When Ayn Rand was working on her Introduction to Objectivist Epistemology, her close intellectual associates included Robert Efron, the "father of cognitive neurology." Efron used, in his work, experimental psychology techniques derived from the psychological concept of measurement, and I guess that Efron may have taught this concept of measurement to Rand. The psychological concept of measurement dates to Stevens 1946 (Stevens, S. S., 1946, On the theory of scales of measurement. Science, 103, 677-680.) and by 1968, when Rand wrote ITOE, was in general use in the cognitive sciences. The problem, again, is that Rand de-emphasized Efron's contributions after Efron declined to take her side in the Great Schism.
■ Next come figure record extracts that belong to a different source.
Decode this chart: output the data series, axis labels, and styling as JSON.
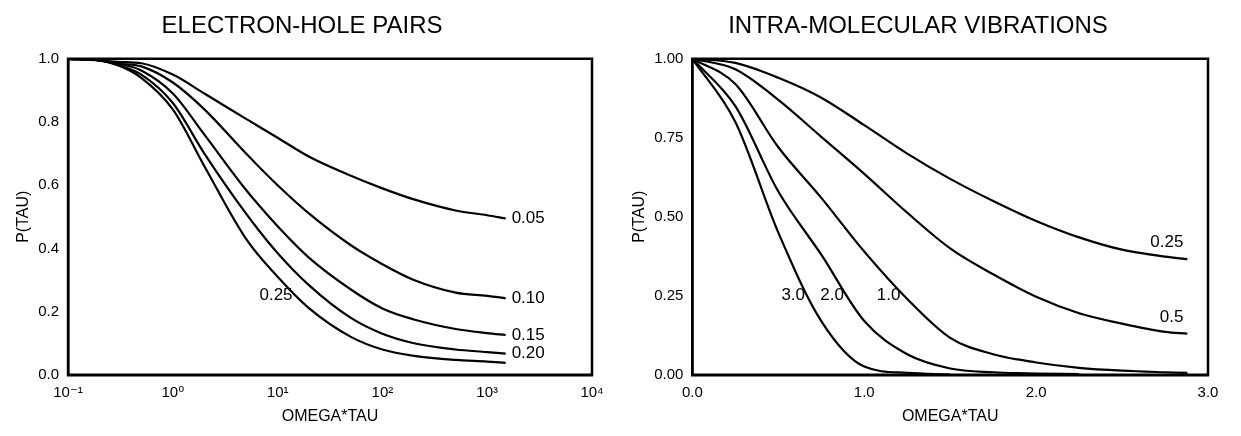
{
  "chart_data": [
    {
      "type": "line",
      "title": "ELECTRON-HOLE PAIRS",
      "xlabel": "OMEGA*TAU",
      "ylabel": "P(TAU)",
      "log": "x",
      "xlim": [
        0.1,
        10000
      ],
      "xticks": [
        {
          "value": 0.1,
          "label": "10⁻¹"
        },
        {
          "value": 1,
          "label": "10⁰"
        },
        {
          "value": 10,
          "label": "10¹"
        },
        {
          "value": 100,
          "label": "10²"
        },
        {
          "value": 1000,
          "label": "10³"
        },
        {
          "value": 10000,
          "label": "10⁴"
        }
      ],
      "ylim": [
        0,
        1
      ],
      "yticks": [
        {
          "value": 0,
          "label": "0.0"
        },
        0.2,
        0.4,
        0.6,
        0.8,
        {
          "value": 1,
          "label": "1.0"
        }
      ],
      "grid": false,
      "legend": false,
      "marker": "none",
      "line_style": "solid",
      "x": [
        0.1,
        0.2,
        0.3,
        0.5,
        1,
        2,
        5,
        10,
        20,
        50,
        100,
        200,
        500,
        1000,
        1500
      ],
      "series": [
        {
          "name": "0.05",
          "color": "#000000",
          "values": [
            1,
            0.995,
            0.99,
            0.986,
            0.95,
            0.89,
            0.81,
            0.75,
            0.69,
            0.63,
            0.59,
            0.555,
            0.52,
            0.505,
            0.495
          ]
        },
        {
          "name": "0.10",
          "color": "#000000",
          "values": [
            1,
            0.995,
            0.985,
            0.976,
            0.925,
            0.84,
            0.7,
            0.6,
            0.51,
            0.41,
            0.35,
            0.3,
            0.26,
            0.25,
            0.242
          ]
        },
        {
          "name": "0.15",
          "color": "#000000",
          "values": [
            1,
            0.995,
            0.985,
            0.963,
            0.89,
            0.76,
            0.585,
            0.47,
            0.37,
            0.27,
            0.21,
            0.175,
            0.145,
            0.132,
            0.126
          ]
        },
        {
          "name": "0.20",
          "color": "#000000",
          "values": [
            1,
            0.995,
            0.98,
            0.95,
            0.86,
            0.7,
            0.51,
            0.385,
            0.283,
            0.18,
            0.13,
            0.1,
            0.08,
            0.072,
            0.067
          ]
        },
        {
          "name": "0.25",
          "color": "#000000",
          "values": [
            1,
            0.995,
            0.98,
            0.94,
            0.84,
            0.66,
            0.43,
            0.31,
            0.21,
            0.12,
            0.08,
            0.06,
            0.047,
            0.042,
            0.038
          ]
        }
      ]
    },
    {
      "type": "line",
      "title": "INTRA-MOLECULAR VIBRATIONS",
      "xlabel": "OMEGA*TAU",
      "ylabel": "P(TAU)",
      "xlim": [
        0,
        3
      ],
      "xticks": [
        {
          "value": 0,
          "label": "0.0"
        },
        {
          "value": 1,
          "label": "1.0"
        },
        {
          "value": 2,
          "label": "2.0"
        },
        {
          "value": 3,
          "label": "3.0"
        }
      ],
      "ylim": [
        0,
        1
      ],
      "yticks": [
        {
          "value": 0,
          "label": "0.00"
        },
        0.25,
        {
          "value": 0.5,
          "label": "0.50"
        },
        0.75,
        {
          "value": 1,
          "label": "1.00"
        }
      ],
      "grid": false,
      "legend": false,
      "marker": "none",
      "line_style": "solid",
      "x": [
        0,
        0.25,
        0.5,
        0.75,
        1,
        1.25,
        1.5,
        1.75,
        2,
        2.25,
        2.5,
        2.75,
        2.88
      ],
      "series": [
        {
          "name": "0.25",
          "color": "#000000",
          "values": [
            1,
            0.987,
            0.94,
            0.877,
            0.79,
            0.7,
            0.62,
            0.55,
            0.487,
            0.435,
            0.396,
            0.374,
            0.366
          ]
        },
        {
          "name": "0.5",
          "color": "#000000",
          "values": [
            1,
            0.967,
            0.87,
            0.753,
            0.636,
            0.513,
            0.4,
            0.318,
            0.247,
            0.195,
            0.162,
            0.136,
            0.13
          ]
        },
        {
          "name": "1.0",
          "color": "#000000",
          "values": [
            1,
            0.92,
            0.72,
            0.56,
            0.39,
            0.24,
            0.117,
            0.065,
            0.039,
            0.022,
            0.013,
            0.008,
            0.006
          ]
        },
        {
          "name": "2.0",
          "color": "#000000",
          "x": [
            0,
            0.25,
            0.5,
            0.75,
            1,
            1.25,
            1.5,
            1.75,
            2,
            2.25
          ],
          "values": [
            1,
            0.85,
            0.58,
            0.38,
            0.17,
            0.065,
            0.02,
            0.008,
            0.004,
            0.002
          ]
        },
        {
          "name": "3.0",
          "color": "#000000",
          "x": [
            0,
            0.25,
            0.5,
            0.75,
            1,
            1.25,
            1.5
          ],
          "values": [
            1,
            0.8,
            0.45,
            0.17,
            0.026,
            0.006,
            0.001
          ]
        }
      ]
    }
  ]
}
There is a need to bring back these points - like Rand's use of the Stevens 1946 concept of measurement - or else people like Merlin Jetton will keep on pointing out the gap.
 
My reaction to Merlin Jetton's paper also led me to examine, more closely, the relation between the concept of measurement in epistemology, and measurement as a mental operation. Understanding that relation, in turn, led me to the solution of a problem I needed to solve for a paper on the epistemological foundations of some interesting applications of signal detection theory in psychology. And a paper like Merlin Jetton's would not have been welcome at any ARI venue.
 
In sum, TOC's presentation of what it purports to present as "Objectivism" to the general public is abysmal. Since ARI is already doing that job, and doing it accurately and clearly, I wish TOC would just stop. On the other hand, TOC's Advanced Seminar, and Will Thomas' presentations of his original work at the regular TOC Summer Seminar, are a fabulously productive venue for fruitful technical exploration of new and forgotten aspects of Objectivism. They are what TOC does better than anyone, and if TOC did nothing else than that - and its other scholarly work - they would have my full support.